– Мстительный дух, – поддержал архивариус Фудо. – Одержимый. Полагаю, Кояма Имори умер первым. С него банщица и начала. Уж не знаю, как она покончила с насильником, но по нашему ведомству он не проходил.

– Иной способ умерщвления? – предположил старший дознаватель.

Архивариус пожал плечами:

– Возможно. А может быть и так, что после фуккацу перерожденец не явился к нам с заявлением. Кому охота примерять на себя тело гнусного насильника? Носить его до смерти, чтобы на улице пальцами вслед тыкали? Переродился в теле Имори да и сбежал из города, подальше от злых языков. Многие бы не поверили в фуккацу, решили бы, что таким образом гаденыш Имори пытается уйти от позора. Проходу бы не дали, уверяю вас. Так что версию о побеге я бы не стал отвергать. Что скажете, Рэйден-сан?

– Он мертв, – с уверенностью откликнулся я. – Кояма Имори мертв, в этом у меня нет сомнений. Он умер первым, если не считать банщицу Юко.

Я говорил чистую правду. Во-первых, мог ли я соврать начальству? Я, живое воплощение долга? Пожалуй, мог, но не сейчас. Во-вторых, я действительно не сомневался в смерти красавчика Имори. Меня мучил целый рой сомнений, язвил, толкал к безумным действиям и опрометчивым поступкам. Но эти назойливые сомнения были совсем иного толка.

– Хорошенькое дело, – господин Сэки подцепил палочками кусок щупальца. Есть не стал, держал просто так, рассматривал. Казалось, он держит не осьминога, а покойницу-Юко, выловленную из миски. – Мертвая банщица, одержимая местью, провоцирует самураев на смертельные схватки из ревности. Злобный онрё разгуливает по Акаяме, утоляя свою неистовую жажду. Фуккацу следует за фуккацу, а мы только сейчас понимаем, с чем имеем дело. Великий будда! Как же невовремя скончался дознаватель Абэ…

Все опять уставились на меня, словно это я был повинен в кончине чахоточного Абэ.

– И как же вовремя вы, Окада-сан, послали этого самурая с его заявлением к господину Рэйдену! Кто другой мог бы и закрыть дело без лишних хлопот. Оформил бы грамоту, и ладно…

Я вертелся под их взглядами, как на иголках.

– Выпейте саке, Рэйден-сан, – предложил секретарь.

– Возьмите еще лапши, – добавил Фудо.

– И осьминога, – вмешался старший дознаватель. – Может, хотите чаю?

Еще миг, и я пал бы перед ними ниц. Повинился в том, о чем умалчивал; поделился догадками и предположениями. Признался бы, что собираюсь делать, чем готов рискнуть. Я бы пал, повинился, но мне не дали.

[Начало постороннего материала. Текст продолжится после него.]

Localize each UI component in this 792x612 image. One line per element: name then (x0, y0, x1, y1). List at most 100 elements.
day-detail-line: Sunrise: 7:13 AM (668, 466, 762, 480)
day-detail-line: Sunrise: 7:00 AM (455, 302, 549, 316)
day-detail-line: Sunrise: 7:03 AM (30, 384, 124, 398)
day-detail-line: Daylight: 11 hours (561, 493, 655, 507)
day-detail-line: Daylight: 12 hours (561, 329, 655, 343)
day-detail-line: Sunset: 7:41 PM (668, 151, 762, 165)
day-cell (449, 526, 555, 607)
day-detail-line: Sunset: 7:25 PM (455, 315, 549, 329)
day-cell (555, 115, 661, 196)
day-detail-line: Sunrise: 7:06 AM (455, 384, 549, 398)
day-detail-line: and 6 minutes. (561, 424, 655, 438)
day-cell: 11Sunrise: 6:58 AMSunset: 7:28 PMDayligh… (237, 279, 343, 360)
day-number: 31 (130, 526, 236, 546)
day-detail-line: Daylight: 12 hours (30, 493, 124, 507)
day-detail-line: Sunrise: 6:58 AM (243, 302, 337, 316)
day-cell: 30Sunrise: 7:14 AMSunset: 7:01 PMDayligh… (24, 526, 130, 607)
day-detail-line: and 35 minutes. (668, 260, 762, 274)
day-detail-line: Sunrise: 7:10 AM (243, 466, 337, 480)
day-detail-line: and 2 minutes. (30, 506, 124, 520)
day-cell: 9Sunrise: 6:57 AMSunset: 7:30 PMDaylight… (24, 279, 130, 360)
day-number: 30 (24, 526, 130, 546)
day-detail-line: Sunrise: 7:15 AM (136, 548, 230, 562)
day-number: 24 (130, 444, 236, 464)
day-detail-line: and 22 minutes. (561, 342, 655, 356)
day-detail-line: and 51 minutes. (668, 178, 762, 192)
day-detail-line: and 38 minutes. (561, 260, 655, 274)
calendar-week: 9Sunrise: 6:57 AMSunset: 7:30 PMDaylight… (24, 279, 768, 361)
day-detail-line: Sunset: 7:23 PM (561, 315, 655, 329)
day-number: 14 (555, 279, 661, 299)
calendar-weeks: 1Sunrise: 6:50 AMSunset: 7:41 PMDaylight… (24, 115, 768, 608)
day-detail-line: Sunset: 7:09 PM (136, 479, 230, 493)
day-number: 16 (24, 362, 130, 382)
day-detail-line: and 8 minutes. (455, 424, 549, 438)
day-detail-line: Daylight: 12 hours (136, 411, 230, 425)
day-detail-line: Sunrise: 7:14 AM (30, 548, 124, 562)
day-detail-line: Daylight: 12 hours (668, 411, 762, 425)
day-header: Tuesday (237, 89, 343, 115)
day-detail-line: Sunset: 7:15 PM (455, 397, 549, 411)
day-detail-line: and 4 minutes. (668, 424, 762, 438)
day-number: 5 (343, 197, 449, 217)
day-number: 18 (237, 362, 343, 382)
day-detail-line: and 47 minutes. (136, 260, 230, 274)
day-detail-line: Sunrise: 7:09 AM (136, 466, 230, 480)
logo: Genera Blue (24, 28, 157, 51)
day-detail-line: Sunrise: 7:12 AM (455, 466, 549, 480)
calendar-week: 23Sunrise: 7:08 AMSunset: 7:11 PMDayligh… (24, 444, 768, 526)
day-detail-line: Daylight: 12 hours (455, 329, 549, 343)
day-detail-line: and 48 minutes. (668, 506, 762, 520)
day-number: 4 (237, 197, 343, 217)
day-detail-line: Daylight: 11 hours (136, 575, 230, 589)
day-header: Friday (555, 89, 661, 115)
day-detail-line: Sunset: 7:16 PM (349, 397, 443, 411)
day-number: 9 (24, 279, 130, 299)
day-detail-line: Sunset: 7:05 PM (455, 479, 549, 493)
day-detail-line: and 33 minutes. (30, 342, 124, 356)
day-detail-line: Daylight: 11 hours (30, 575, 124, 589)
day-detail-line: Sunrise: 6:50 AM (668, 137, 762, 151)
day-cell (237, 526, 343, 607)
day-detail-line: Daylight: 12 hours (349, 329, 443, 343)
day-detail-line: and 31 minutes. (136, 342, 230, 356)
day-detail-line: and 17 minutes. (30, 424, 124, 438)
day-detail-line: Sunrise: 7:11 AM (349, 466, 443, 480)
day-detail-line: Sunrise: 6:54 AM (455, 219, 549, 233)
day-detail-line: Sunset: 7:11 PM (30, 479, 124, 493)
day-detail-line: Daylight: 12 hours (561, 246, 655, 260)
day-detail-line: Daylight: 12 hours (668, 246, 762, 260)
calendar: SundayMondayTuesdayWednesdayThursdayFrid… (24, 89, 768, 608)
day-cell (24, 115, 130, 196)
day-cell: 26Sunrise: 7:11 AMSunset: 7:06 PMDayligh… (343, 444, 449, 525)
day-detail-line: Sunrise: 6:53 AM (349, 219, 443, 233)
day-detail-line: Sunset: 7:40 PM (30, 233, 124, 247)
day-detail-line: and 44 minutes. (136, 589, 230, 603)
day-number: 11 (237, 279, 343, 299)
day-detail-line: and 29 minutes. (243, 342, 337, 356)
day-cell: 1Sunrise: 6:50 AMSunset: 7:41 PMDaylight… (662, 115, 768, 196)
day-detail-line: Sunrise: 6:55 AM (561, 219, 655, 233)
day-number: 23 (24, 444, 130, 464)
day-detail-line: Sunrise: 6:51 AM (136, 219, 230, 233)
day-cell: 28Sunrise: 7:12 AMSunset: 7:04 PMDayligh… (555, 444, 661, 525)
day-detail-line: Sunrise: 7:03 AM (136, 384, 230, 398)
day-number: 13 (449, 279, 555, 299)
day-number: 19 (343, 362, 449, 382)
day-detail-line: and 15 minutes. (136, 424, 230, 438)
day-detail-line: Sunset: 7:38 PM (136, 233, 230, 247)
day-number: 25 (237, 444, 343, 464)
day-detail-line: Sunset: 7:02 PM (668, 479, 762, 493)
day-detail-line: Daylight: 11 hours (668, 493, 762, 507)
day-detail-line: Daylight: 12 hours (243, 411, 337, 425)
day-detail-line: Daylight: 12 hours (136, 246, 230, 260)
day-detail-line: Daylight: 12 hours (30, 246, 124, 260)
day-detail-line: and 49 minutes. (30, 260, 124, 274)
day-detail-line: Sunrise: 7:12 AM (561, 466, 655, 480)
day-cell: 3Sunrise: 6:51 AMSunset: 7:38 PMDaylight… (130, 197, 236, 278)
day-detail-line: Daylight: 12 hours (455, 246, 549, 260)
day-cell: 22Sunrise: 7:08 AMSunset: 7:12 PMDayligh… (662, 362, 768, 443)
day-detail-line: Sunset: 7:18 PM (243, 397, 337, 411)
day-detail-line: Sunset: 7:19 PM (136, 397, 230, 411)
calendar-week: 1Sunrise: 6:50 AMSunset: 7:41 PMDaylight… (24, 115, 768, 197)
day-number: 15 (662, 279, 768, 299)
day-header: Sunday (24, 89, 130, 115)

– Идите в Вакаикуса, – приказал Сэки Осаму, возвращая себе прежний строгий облик, не располагающий к лишней откровенности. – Расскажите все настоятелю Иссэну. Повторяю: все, не упуская ни единой мелочи. Передайте мою просьбу сделать все возможное, чтобы мстительный дух упокоился с миром. Вознаграждение за обряды я отошлю в храм. Если святой Иссэн пойдет нам навстречу – поступайте в его распоряжение, проводите на кладбище и укажите место захоронения вредоносной банщицы. Дальше поступайте сообразно обстоятельствам.

– Да, Сэки-сан! Слушаюсь!

– Пусть Рэйден-сан доест лапшу, – заикнулся было секретарь. – Вон еще сколько соуса…

Думаете, господин Сэки снизошел?

– Немедленно! – рявкнул он. – Выполняйте!

И добавил, когда я уже стоял в дверях:

– Рэйден-сан, мне доложили, что вас сегодня видели выходящим из театра, расположенного на улице Кобаяси. Что вы там делали, скажите на милость? Ранее вы не были замечены в пристрастии к сценическому искусству. Учитывая, что представления даются вечером, а вы посещали театр в первой половине дня… Это как-то связано с вашим расследованием? Вы о чем-то умалчиваете, да? Вы помните, чем обычно заканчивается ваша самодеятельность?